Step 4: Create a Storage Integration in Snowflake

  1. Create the Storage Integration:

     CREATE OR REPLACE STORAGE INTEGRATION s3_integration
     TYPE = EXTERNAL_STAGE
     STORAGE_PROVIDER = 'S3'
     ENABLED = TRUE
     STORAGE_AWS_ROLE_ARN = 'arn:aws:iam::058264339195:role/SnowflakeS3AccessRole'
     STORAGE_ALLOWED_LOCATIONS = ('s3://my-nyc-taxi-bucket/');
    
  2. Get the External ID:

     DESC INTEGRATION s3_integration;
    
    • Note the STORAGE_AWS_IAM_USER_ARN and STORAGE_AWS_EXTERNAL_ID.

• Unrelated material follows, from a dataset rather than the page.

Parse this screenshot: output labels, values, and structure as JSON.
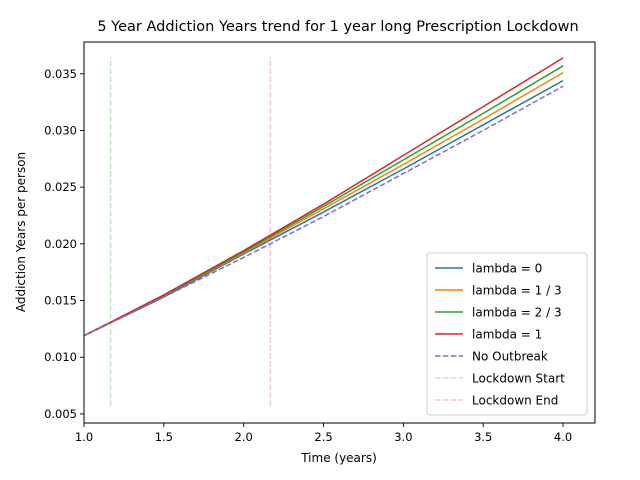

  3. Update the IAM Role Trust Policy:

    • Go back to the IAM role in AWS Management Console.

    • Update the trust relationship to include the external ID.

    {
        "Version": "2012-10-17",
        "Statement": [
            {
                "Effect": "Allow",
                "Principal": {
                    "AWS": "arn:aws:iam::YOUR_ACCOUNT_ID:root"
                },
                "Action": "sts:AssumeRole",
                "Condition": {
                    "StringEquals": {
                        "sts:ExternalId": "EXTERNAL_ID_FROM_SNOWFLAKE"
                    }
                }
            }
        ]
    }

Step 5: Create an External Stage in Snowflake

  1. Create the External Stage:

     CREATE OR REPLACE STAGE my_s3_stage
     URL = 's3://my-nyc-taxi-bucket/'
     STORAGE_INTEGRATION = s3_integration;
    

Step 6: Load Data from S3 into Snowflake

  1. Copy Data into Snowflake Table:

     COPY INTO nyc_taxi_data
     FROM @my_s3_stage
     FILE_FORMAT = (
       TYPE = CSV 
       FIELD_OPTIONALLY_ENCLOSED_BY = '"' 
       SKIP_HEADER = 1
       FIELD_DELIMITER = ','
       EMPTY_FIELD_AS_NULL = TRUE
       NULL_IF = ('NULL', '')
     )
     ON_ERROR = 'CONTINUE';
    

Step 7: Analyze Data in Snowflake

  1. Run Basic Queries:

     SELECT * FROM nyc_taxi_data LIMIT 10;
    
     SELECT COUNT(*) FROM nyc_taxi_data;
    
     SELECT AVG(trip_distance) AS avg_trip_distance, AVG(total_amount) AS avg_total_amount
     FROM nyc_taxi_data
     WHERE tpep_pickup_datetime BETWEEN '2022-01-01' AND '2022-01-31';
    

  2. Generate Insights:

    • Use the Snowflake UI or export the data to visualization tools like Tableau, Power BI, or any other BI tool to create dashboards and reports.